Parlando dei rischi per la salute, Bassetti descrive l'influenza aviaria come una malattia principalmente respiratoria, che causa polmoniti gravi: "I primi casi in letteratura riportavano una mortalità vicina al 50%, anche se i recenti episodi negli USA sembrano meno letali. Tuttavia, in uno scenario pandemico, un virus con tale aggressività sarebbe molto difficile da gestire". Confrontandolo con il Covid-19, che oggi ha una letalità intorno allo 0,1%, Bassetti avverte: "Immaginate cosa potrebbe significare per il mondo intero un patogeno con una mortalità potenzialmente del 50%".

Mentre sul tema della prevenzione, l'esperto sottolinea l'importanza di un approccio "One Health", che integra l'importanza della salute umana con quella animale e ambientale: "Bisogna lavorare a stretto contatto tra medici, veterinari e allevatori". In Italia, un recente focolaio in un allevamento nell'Alessandrino è stato gestito prontamente con interventi veterinari. Le strategie chiave includono la sorveglianza internazionale, la vaccinazione degli animali e, se necessario, l'abbattimento dei capi infetti. "Contenere un'epidemia in un allevamento è relativamente semplice", spiega Bassetti, "ma diventa arduo quando il virus colpisce animali selvatici come gabbiani o domestici come cani e gatti, che non si possono vaccinare o abbattere su larga scala".

In caso di mutazione improvvisa, aggiunge, "il virus non avvisa: dobbiamo essere pronti con test diagnostici aggiornati e un'organizzazione solida, dobbiamo avere piani pandemici dinamici, aggiornati continuamente, e scorte di farmaci antivirali, vaccini e strumenti di contenimento. Non si può affrontare il problema in modo isolato; serve collaborazione con l'OMS e altri organismi internazionali". 
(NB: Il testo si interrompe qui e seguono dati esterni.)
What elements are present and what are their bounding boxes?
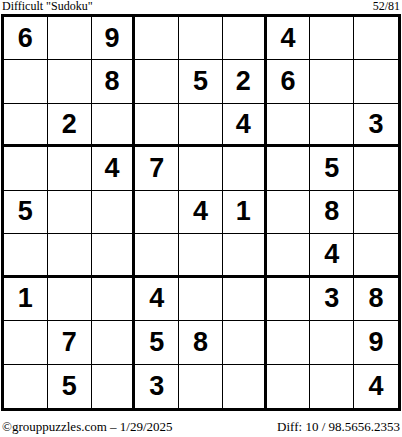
cell-r7c1: 1 — [4, 278, 48, 321]
cell-r3c7[interactable] — [267, 104, 311, 147]
cell-r9c4: 3 — [135, 365, 179, 408]
cell-r7c8: 3 — [310, 278, 354, 321]
cell-r7c3[interactable] — [92, 278, 136, 321]
cell-r6c3[interactable] — [92, 234, 136, 277]
cell-r2c9[interactable] — [354, 60, 398, 103]
puzzle-title: Difficult "Sudoku" — [2, 0, 93, 12]
cell-r4c1[interactable] — [4, 147, 48, 190]
cell-r9c8[interactable] — [310, 365, 354, 408]
cell-r3c2: 2 — [48, 104, 92, 147]
cell-r7c4: 4 — [135, 278, 179, 321]
cell-r8c5: 8 — [179, 321, 223, 364]
cell-r3c5[interactable] — [179, 104, 223, 147]
cell-r5c2[interactable] — [48, 191, 92, 234]
cell-r5c8: 8 — [310, 191, 354, 234]
cell-r5c4[interactable] — [135, 191, 179, 234]
cell-r1c2[interactable] — [48, 17, 92, 60]
cell-r8c4: 5 — [135, 321, 179, 364]
cell-r2c4[interactable] — [135, 60, 179, 103]
cell-r4c4: 7 — [135, 147, 179, 190]
cell-r9c5[interactable] — [179, 365, 223, 408]
cell-r3c8[interactable] — [310, 104, 354, 147]
cell-r6c1[interactable] — [4, 234, 48, 277]
cell-r4c2[interactable] — [48, 147, 92, 190]
cell-r9c2: 5 — [48, 365, 92, 408]
cell-r7c2[interactable] — [48, 278, 92, 321]
cell-r1c9[interactable] — [354, 17, 398, 60]
cell-r9c7[interactable] — [267, 365, 311, 408]
cell-r2c3: 8 — [92, 60, 136, 103]
cell-r3c3[interactable] — [92, 104, 136, 147]
cell-r6c5[interactable] — [179, 234, 223, 277]
empty-cell-counter: 52/81 — [373, 0, 400, 12]
cell-r3c4[interactable] — [135, 104, 179, 147]
cell-r5c1: 5 — [4, 191, 48, 234]
cell-r6c2[interactable] — [48, 234, 92, 277]
cell-r3c1[interactable] — [4, 104, 48, 147]
cell-r9c3[interactable] — [92, 365, 136, 408]
cell-r8c2: 7 — [48, 321, 92, 364]
cell-r2c5: 5 — [179, 60, 223, 103]
cell-r8c7[interactable] — [267, 321, 311, 364]
cell-r5c3[interactable] — [92, 191, 136, 234]
cell-r6c6[interactable] — [223, 234, 267, 277]
puzzle-page: Difficult "Sudoku" 52/81 694852624347554… — [0, 0, 402, 437]
cell-r5c7[interactable] — [267, 191, 311, 234]
cell-r1c5[interactable] — [179, 17, 223, 60]
cell-r1c4[interactable] — [135, 17, 179, 60]
cell-r2c6: 2 — [223, 60, 267, 103]
cell-r1c6[interactable] — [223, 17, 267, 60]
cell-r1c1: 6 — [4, 17, 48, 60]
puzzle-header: Difficult "Sudoku" 52/81 — [0, 0, 402, 14]
cell-r8c6[interactable] — [223, 321, 267, 364]
cell-r8c9: 9 — [354, 321, 398, 364]
cell-r2c2[interactable] — [48, 60, 92, 103]
cell-r4c8: 5 — [310, 147, 354, 190]
puzzle-footer: ©grouppuzzles.com – 1/29/2025 Diff: 10 /… — [0, 411, 402, 437]
cell-r7c6[interactable] — [223, 278, 267, 321]
cell-r9c9: 4 — [354, 365, 398, 408]
cell-r3c6: 4 — [223, 104, 267, 147]
cell-r2c1[interactable] — [4, 60, 48, 103]
cell-r1c8[interactable] — [310, 17, 354, 60]
cell-r2c8[interactable] — [310, 60, 354, 103]
cell-r1c3: 9 — [92, 17, 136, 60]
cell-r7c5[interactable] — [179, 278, 223, 321]
cell-r4c9[interactable] — [354, 147, 398, 190]
cell-r4c6[interactable] — [223, 147, 267, 190]
cell-r6c9[interactable] — [354, 234, 398, 277]
cell-r9c1[interactable] — [4, 365, 48, 408]
sudoku-board: 69485262434755418414387589534 — [1, 14, 401, 411]
cell-r6c8: 4 — [310, 234, 354, 277]
cell-r9c6[interactable] — [223, 365, 267, 408]
cell-r4c7[interactable] — [267, 147, 311, 190]
cell-r7c9: 8 — [354, 278, 398, 321]
cell-r6c4[interactable] — [135, 234, 179, 277]
copyright-text: ©grouppuzzles.com – 1/29/2025 — [2, 419, 173, 434]
cell-r3c9: 3 — [354, 104, 398, 147]
cell-r4c3: 4 — [92, 147, 136, 190]
cell-r2c7: 6 — [267, 60, 311, 103]
cell-r5c5: 4 — [179, 191, 223, 234]
cell-r5c9[interactable] — [354, 191, 398, 234]
cell-r5c6: 1 — [223, 191, 267, 234]
cell-r7c7[interactable] — [267, 278, 311, 321]
cell-r6c7[interactable] — [267, 234, 311, 277]
cell-r8c8[interactable] — [310, 321, 354, 364]
cell-r8c3[interactable] — [92, 321, 136, 364]
difficulty-text: Diff: 10 / 98.5656.2353 — [277, 419, 400, 434]
cell-r4c5[interactable] — [179, 147, 223, 190]
cell-r1c7: 4 — [267, 17, 311, 60]
cell-r8c1[interactable] — [4, 321, 48, 364]
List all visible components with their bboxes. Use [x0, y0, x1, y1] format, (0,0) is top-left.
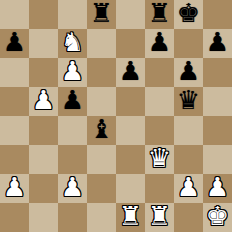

Riguardo all'Italia, Bassetti identifica le zone con allevamenti intensivi come le più a rischio, citando aree come il Veronese, centro dell'avicoltura nazionale. "L'Italia produce abbastanza pollo per soddisfare il consumo interno, il che significa che abbiamo tantissimi allevamenti e un potenziale rischio elevato", osserva. Pur lodando la sensibilità sul tema da parte degli allevatori e dei veterinari, l'esperto si è detto più preoccupato per il fronte umano, ricordando che "Se il virus facesse l'ultimo salto verso la trasmissione interumana, con un R0 di 2 (ogni infetto contagia due persone), la diffusione sarebbe rapidissima. E se domani si ammalassero mille persone in una regione, il sistema sanitario collasserebbe in un minuto: servono posti in isolamento e terapie intensive, e non so se saremmo pronti".